21 de Dezembro de 2006 às 13h 25m · Eduardo ·

Queridos Amigos viajantes,

aqui tenho a oportunidade de escrever um pouco sobre a Índia, mas é impossível descrever as sensações. Para conhecer a Índia é necessário sentir.
Para aqueles que esperam encontrar somente lugares lindos maravilhosos, irão se surpreender, porém aqueles que estão em busca de algo mais irão encontrar uma riqueza inexplicável.

SENTIR, seria a palavra mais recomendada para esta viagem.

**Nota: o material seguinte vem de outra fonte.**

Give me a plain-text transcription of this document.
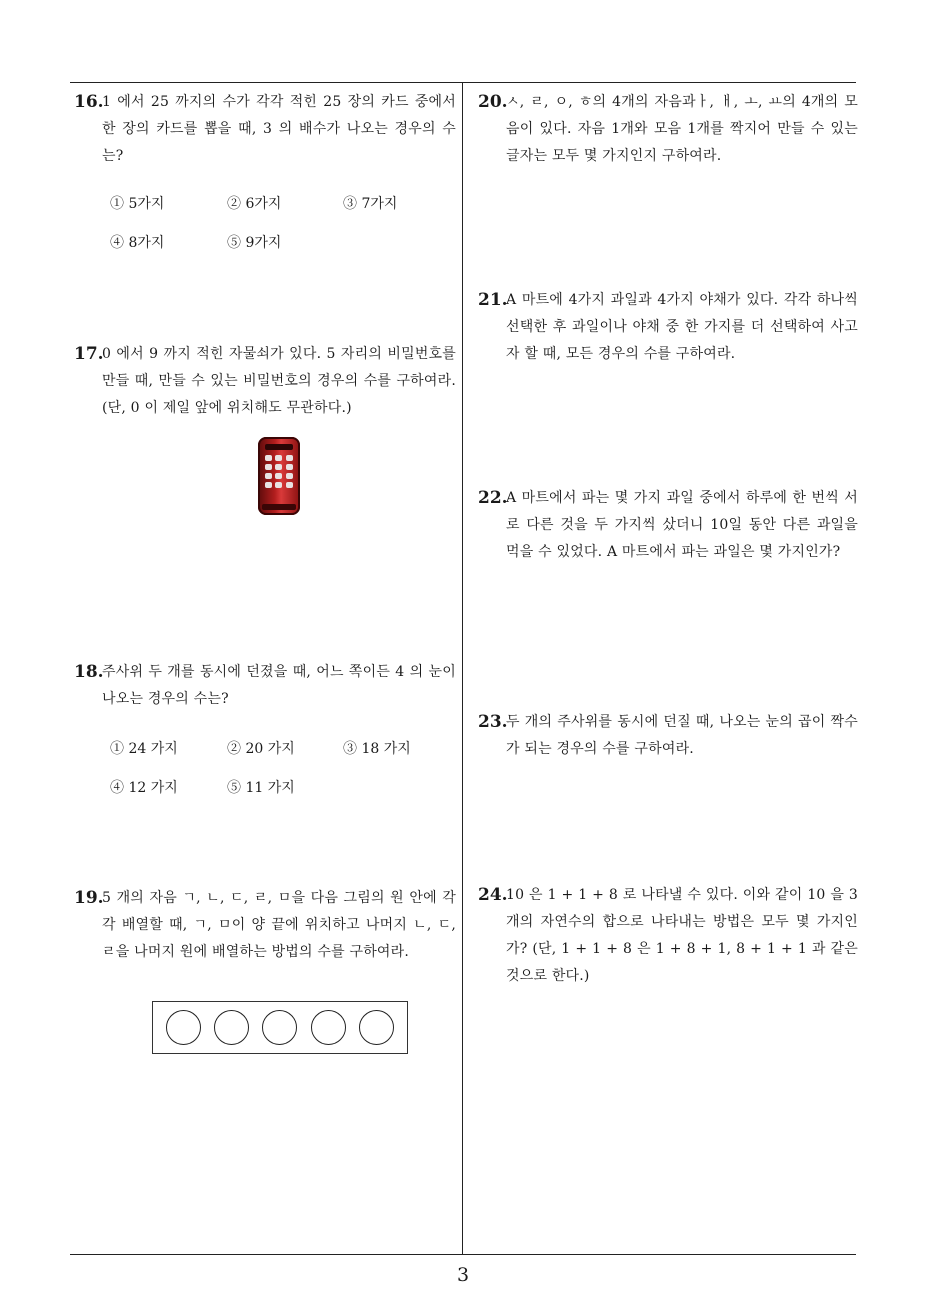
16.
1 에서 25 까지의 수가 각각 적힌 25 장의 카드 중에서 한 장의 카드를 뽑을 때, 3 의 배수가 나오는 경우의 수는?
① 5가지	② 6가지	③ 7가지
④ 8가지	⑤ 9가지
17.
0 에서 9 까지 적힌 자물쇠가 있다. 5 자리의 비밀번호를 만들 때, 만들 수 있는 비밀번호의 경우의 수를 구하여라. (단, 0 이 제일 앞에 위치해도 무관하다.)
18.
주사위 두 개를 동시에 던졌을 때, 어느 쪽이든 4 의 눈이 나오는 경우의 수는?
① 24 가지	② 20 가지	③ 18 가지
④ 12 가지	⑤ 11 가지
19.
5 개의 자음 ㄱ, ㄴ, ㄷ, ㄹ, ㅁ을 다음 그림의 원 안에 각각 배열할 때, ㄱ, ㅁ이 양 끝에 위치하고 나머지 ㄴ, ㄷ, ㄹ을 나머지 원에 배열하는 방법의 수를 구하여라.
20.
ㅅ, ㄹ, ㅇ, ㅎ의 4개의 자음과ㅏ, ㅐ, ㅗ, ㅛ의 4개의 모음이 있다. 자음 1개와 모음 1개를 짝지어 만들 수 있는 글자는 모두 몇 가지인지 구하여라.
21.
A 마트에 4가지 과일과 4가지 야채가 있다. 각각 하나씩 선택한 후 과일이나 야채 중 한 가지를 더 선택하여 사고자 할 때, 모든 경우의 수를 구하여라.
22.
A 마트에서 파는 몇 가지 과일 중에서 하루에 한 번씩 서로 다른 것을 두 가지씩 샀더니 10일 동안 다른 과일을 먹을 수 있었다. A 마트에서 파는 과일은 몇 가지인가?
23.
두 개의 주사위를 동시에 던질 때, 나오는 눈의 곱이 짝수가 되는 경우의 수를 구하여라.
24.
10 은 1 + 1 + 8 로 나타낼 수 있다. 이와 같이 10 을 3 개의 자연수의 합으로 나타내는 방법은 모두 몇 가지인가? (단, 1 + 1 + 8 은 1 + 8 + 1, 8 + 1 + 1 과 같은 것으로 한다.)
3
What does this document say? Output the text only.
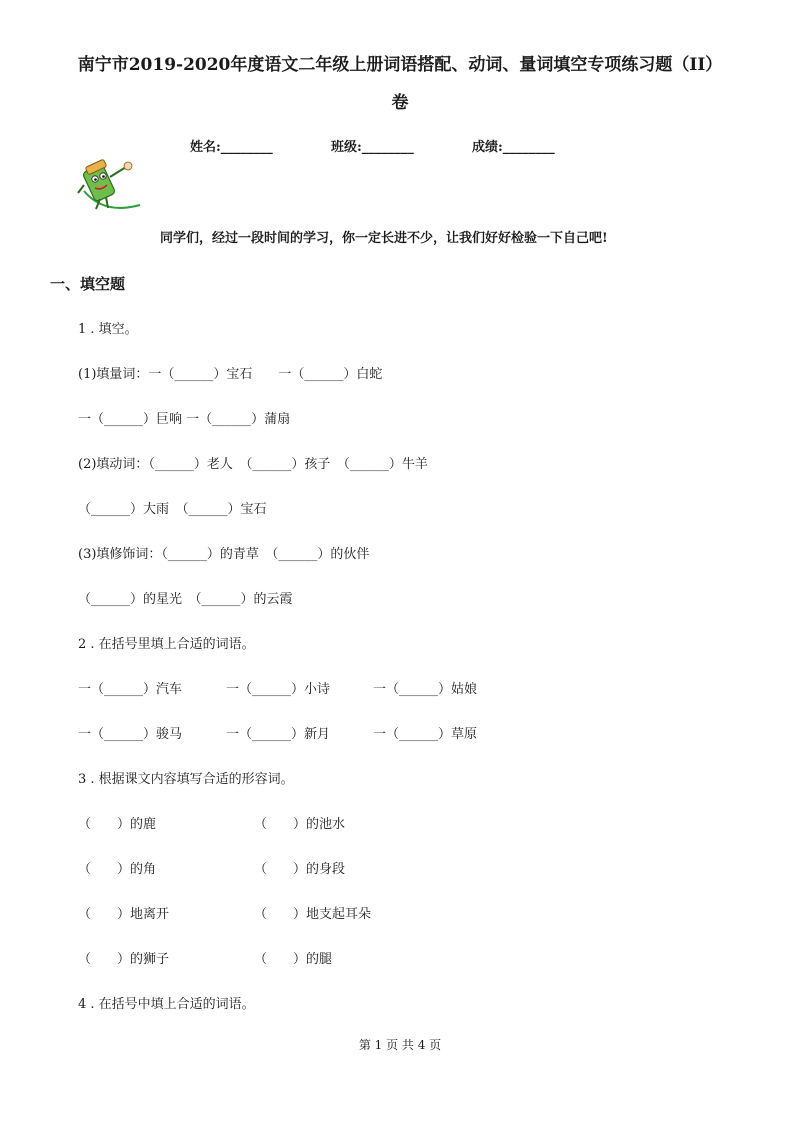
南宁市2019-2020年度语文二年级上册词语搭配、动词、量词填空专项练习题（II）
卷
姓名:________	班级:________	成绩:________
同学们，经过一段时间的学习，你一定长进不少，让我们好好检验一下自己吧!
一、填空题
1 . 填空。
(1)填量词：一（______）宝石　　一（______）白蛇
一（______）巨响 一（______）蒲扇
(2)填动词：（______）老人　（______）孩子　（______）牛羊
（______）大雨　（______）宝石
(3)填修饰词：（______）的青草　（______）的伙伴
（______）的星光　（______）的云霞
2 . 在括号里填上合适的词语。
一（______）汽车	一（______）小诗	一（______）姑娘
一（______）骏马	一（______）新月	一（______）草原
3 . 根据课文内容填写合适的形容词。
（　　）的鹿	（　　）的池水
（　　）的角	（　　）的身段
（　　）地离开	（　　）地支起耳朵
（　　）的狮子	（　　）的腿
4 . 在括号中填上合适的词语。
第 1 页 共 4 页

Aguçar os nossos sentidos:
VISÃO, das situações inusitadas, da poeira, da sujeira, da palheta de cores vibrantes, dos improvisos e das belezas dos sorrisos;
AUDIÇÃO, ouvir buzinas a todo instante, sem nenhuma ofensa, na humildade dos repetidos agradecimentos (Namastê), dos diversos dialetos;
OLFATIVO, do aroma das essências e dos incensos, dos temperos;
TATO, sentir o mármore gelado, o calor das velas sobre oferendas, as águas sagradas e geladas das nascentes do Rio Ganges, mãos suadas talvez devido ao um perigo eminente o qual consideramos aqui, mas tudo contornável na Índia;
PALADAR das comidas picantes mesmo sem as pimentas, mas sim devido as massalas, do sabor das especiarias, da quantidade de pratos com legumes e para beber as delicias das massala tea e yogurte….

Um “totó” no para choque traseiro aqui no ocidente, suficiente para uma bela discussão, na Índia entre os Tata, tuck tuck, rickshoe, bicicleta, motos, carros, ônibus, trator, vacas, camelos, macacos, pessoas e outras coisas mais, eu não consegui ver nenhuma ofensa. As buzinas aqui odiadas, lá parecem ser um código morse o qual são capazes de orientar sem nenhum acidente.
Uma breve definição: Uma grande bagunça organizada, onde todos conseguem se entender e chegar no seu destino.

Recomendo nesta viagem estar sempre atento sem julgar e nem comparar com a nossa realidade. Aproveite os momentos ainda não vividos nesta vida, permita reviver alguns momentos do século passado.

Namastê e Boa Viagem !!!!

Que neste momento desperte uma consciência religiosa global, universal, multi-cultural, inter-disciplinar, livre de apego, ritual e crença.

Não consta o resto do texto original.